5. The 2014 budget contains courageous measures that deliver significant savings. The recent tax reform makes the system more efficient by reducing exemptions, and is expected to generate more revenue for the State despite lower nominal tax rates. Furthermore, the budget contemplates significant cuts in public sector wages, cuts which are undoubtedly painful to many but which will lead to a much-needed reduction in expenditure, consistent with the smaller post-crisis Sammarinese economy. All in all, we expect the central government deficit to fall from -2.3 percent of GDP in 2013 to -1.3 percent this year.

6. However, further fiscal consolidation will be required. As a small open economy, San Marino needs fiscal space to respond to potential shocks, all the more given limited access to foreign financing. Yet lower tax revenues due to the crisis together with bank recapitalization costs have pushed public debt up from 11 percent of GDP in 2007 to 30 percent now, while government reserves have been exhausted. Moreover, debt is expected to continue rising in the foreseeable future despite the savings in the 2014 budget. To arrest these trends, the government must aim to gradually move towards a 2—2½ percent of GDP surplus, equivalent to €30—40 million in additional savings.

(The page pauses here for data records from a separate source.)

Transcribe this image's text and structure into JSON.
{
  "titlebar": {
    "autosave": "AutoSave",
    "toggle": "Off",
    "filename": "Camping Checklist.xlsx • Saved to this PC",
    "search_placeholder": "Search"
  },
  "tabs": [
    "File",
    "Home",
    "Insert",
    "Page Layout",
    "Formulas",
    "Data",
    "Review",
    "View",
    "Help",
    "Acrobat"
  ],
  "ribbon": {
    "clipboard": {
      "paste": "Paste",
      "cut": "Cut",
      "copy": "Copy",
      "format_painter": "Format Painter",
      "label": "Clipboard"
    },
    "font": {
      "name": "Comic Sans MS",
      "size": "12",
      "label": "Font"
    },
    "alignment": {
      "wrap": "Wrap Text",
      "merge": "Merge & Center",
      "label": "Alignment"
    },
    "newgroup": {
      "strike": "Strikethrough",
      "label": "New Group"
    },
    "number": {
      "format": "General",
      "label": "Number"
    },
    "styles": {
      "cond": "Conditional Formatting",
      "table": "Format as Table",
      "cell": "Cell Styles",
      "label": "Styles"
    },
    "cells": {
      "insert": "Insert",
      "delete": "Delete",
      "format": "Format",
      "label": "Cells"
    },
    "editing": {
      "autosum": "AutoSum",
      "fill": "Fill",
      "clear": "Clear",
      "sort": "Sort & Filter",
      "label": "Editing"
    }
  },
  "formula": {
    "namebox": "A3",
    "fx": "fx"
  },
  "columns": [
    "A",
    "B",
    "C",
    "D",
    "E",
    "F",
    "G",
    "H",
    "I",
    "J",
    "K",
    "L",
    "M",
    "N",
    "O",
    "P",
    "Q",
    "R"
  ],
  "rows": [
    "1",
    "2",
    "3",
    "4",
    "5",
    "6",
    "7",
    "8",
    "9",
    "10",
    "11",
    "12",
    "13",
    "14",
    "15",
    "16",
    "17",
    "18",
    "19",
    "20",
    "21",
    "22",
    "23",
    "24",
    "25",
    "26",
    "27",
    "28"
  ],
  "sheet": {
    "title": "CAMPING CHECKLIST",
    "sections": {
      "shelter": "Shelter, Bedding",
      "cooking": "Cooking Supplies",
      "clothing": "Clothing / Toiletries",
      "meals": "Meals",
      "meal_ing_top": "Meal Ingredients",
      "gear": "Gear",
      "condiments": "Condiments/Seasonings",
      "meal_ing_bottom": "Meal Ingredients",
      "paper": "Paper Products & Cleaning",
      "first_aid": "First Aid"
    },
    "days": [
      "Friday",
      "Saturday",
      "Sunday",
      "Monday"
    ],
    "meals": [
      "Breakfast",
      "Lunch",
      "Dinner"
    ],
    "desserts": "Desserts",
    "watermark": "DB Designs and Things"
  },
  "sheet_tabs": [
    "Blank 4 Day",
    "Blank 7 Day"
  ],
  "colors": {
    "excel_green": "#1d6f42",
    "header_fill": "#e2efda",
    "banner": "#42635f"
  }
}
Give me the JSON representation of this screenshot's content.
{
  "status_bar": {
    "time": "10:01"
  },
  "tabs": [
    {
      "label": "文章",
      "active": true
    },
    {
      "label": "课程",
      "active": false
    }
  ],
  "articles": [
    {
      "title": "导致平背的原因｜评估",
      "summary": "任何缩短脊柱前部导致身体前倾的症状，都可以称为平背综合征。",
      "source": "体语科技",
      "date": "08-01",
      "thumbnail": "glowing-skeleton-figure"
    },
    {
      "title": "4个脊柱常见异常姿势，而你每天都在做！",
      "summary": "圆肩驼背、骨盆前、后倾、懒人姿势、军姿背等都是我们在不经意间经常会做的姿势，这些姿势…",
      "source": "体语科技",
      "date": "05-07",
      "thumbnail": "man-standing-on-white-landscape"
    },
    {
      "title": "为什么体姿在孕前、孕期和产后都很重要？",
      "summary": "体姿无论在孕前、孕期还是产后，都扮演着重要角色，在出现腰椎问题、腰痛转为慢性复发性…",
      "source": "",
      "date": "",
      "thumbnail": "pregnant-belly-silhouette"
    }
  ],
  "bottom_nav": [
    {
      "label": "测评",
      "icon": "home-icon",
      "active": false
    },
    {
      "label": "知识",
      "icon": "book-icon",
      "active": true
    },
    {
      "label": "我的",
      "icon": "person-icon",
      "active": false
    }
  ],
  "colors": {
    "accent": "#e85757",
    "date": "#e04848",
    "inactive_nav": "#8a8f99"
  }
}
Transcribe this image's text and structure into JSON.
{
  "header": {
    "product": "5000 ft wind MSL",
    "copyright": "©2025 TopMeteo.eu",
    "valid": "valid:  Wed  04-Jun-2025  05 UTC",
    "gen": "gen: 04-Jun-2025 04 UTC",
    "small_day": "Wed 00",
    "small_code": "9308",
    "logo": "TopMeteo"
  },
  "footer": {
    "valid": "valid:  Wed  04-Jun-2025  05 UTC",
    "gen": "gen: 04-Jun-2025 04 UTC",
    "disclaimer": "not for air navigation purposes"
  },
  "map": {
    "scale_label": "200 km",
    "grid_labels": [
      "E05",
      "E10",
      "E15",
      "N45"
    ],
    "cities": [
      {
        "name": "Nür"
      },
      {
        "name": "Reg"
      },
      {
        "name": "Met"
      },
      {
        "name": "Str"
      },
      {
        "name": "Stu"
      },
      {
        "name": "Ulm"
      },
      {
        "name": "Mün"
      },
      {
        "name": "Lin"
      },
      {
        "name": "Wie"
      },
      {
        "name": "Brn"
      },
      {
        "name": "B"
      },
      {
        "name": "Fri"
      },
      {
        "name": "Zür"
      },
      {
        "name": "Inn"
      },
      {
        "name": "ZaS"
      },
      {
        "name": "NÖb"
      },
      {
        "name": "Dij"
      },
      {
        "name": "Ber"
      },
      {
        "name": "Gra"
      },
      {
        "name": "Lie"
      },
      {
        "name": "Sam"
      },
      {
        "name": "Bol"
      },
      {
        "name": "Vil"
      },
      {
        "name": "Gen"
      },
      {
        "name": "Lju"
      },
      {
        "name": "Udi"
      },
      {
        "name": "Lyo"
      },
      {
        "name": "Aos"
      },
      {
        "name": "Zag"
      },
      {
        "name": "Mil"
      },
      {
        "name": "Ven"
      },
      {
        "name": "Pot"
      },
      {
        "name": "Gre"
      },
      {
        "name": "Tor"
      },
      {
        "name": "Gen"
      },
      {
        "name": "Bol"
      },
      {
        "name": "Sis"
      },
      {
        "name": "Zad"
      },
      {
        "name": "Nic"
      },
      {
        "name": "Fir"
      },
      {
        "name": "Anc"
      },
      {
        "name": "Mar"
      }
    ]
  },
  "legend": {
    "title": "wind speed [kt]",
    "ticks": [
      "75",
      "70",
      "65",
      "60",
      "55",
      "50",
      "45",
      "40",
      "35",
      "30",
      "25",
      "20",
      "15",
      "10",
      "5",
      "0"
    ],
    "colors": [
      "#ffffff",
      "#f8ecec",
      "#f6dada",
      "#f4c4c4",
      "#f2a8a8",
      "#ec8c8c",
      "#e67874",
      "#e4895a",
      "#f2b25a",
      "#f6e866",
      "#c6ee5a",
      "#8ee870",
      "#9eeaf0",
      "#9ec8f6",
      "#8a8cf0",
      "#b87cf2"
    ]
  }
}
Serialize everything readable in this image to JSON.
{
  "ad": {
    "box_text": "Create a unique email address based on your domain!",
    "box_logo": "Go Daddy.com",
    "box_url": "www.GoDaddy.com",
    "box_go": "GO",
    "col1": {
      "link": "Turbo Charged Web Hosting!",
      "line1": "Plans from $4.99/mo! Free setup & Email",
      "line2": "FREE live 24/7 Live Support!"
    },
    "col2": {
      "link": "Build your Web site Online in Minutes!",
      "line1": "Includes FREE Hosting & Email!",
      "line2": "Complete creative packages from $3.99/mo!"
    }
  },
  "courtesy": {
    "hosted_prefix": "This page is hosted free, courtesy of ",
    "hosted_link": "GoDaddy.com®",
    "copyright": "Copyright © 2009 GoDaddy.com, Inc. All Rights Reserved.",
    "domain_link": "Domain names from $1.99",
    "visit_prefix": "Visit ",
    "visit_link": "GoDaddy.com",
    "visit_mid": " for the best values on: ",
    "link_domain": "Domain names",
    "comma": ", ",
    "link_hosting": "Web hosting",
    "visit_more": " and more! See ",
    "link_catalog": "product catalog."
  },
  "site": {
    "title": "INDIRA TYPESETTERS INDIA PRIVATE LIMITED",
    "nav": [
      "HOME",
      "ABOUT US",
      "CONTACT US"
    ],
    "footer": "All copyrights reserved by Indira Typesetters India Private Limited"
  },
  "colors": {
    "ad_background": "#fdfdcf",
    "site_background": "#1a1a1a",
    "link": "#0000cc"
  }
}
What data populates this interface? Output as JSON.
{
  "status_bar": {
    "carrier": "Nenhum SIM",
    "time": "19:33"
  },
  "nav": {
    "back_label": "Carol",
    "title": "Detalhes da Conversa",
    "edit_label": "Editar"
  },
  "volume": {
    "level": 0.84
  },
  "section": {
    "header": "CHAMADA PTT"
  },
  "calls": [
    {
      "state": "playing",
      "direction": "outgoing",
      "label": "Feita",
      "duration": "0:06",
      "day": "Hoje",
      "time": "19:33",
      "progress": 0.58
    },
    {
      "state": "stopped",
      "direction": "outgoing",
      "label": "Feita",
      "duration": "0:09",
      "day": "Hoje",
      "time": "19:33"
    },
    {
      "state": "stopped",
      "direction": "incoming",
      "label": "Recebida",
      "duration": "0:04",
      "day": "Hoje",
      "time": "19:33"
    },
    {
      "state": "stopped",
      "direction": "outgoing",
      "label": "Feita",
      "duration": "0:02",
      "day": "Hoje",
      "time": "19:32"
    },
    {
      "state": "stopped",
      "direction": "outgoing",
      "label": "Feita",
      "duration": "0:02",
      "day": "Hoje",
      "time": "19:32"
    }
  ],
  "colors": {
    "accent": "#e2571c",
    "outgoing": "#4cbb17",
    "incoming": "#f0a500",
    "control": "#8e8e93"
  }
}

7. Initiatives underway could and should deliver significant additional savings. The reform of indirect taxation slated for discussion in mid-2014 would present a welcome opportunity to not only make the tax system more efficient but also to generate additional revenue, as the reform of direct taxation did. In parallel, the ongoing expenditure review will help identify potential savings in the areas of public wages, pensions, and health and social benefits. Attention will need to be paid to ensure that cuts are well targeted and equitable.

8. San Marino has made important strides in shedding the legacy of the past. All stakeholders in Sammarinese society understand that the future lies in diversifying beyond banking, and in integrating more deeply with Emilia Romagna—one of the most dynamic regions in Italy—but also with Europe and the world. Despite San Marino’s comparative advantages, notably a competitive tax environment and a relatively flexible labor code, achieving these goals will take time; it will also require a normalization of relations with Italy, in particular the exit from the black list. Continued actions to underscore San Marino’s commitment to openness and transparency, exemplified by the ratification of the double taxation treaty and by the country’s acceptance into the Single Euro Payments Area, will remain the key to success.

We would like to thank the authorities and other interlocutors for the frank and open discussions and their warm hospitality.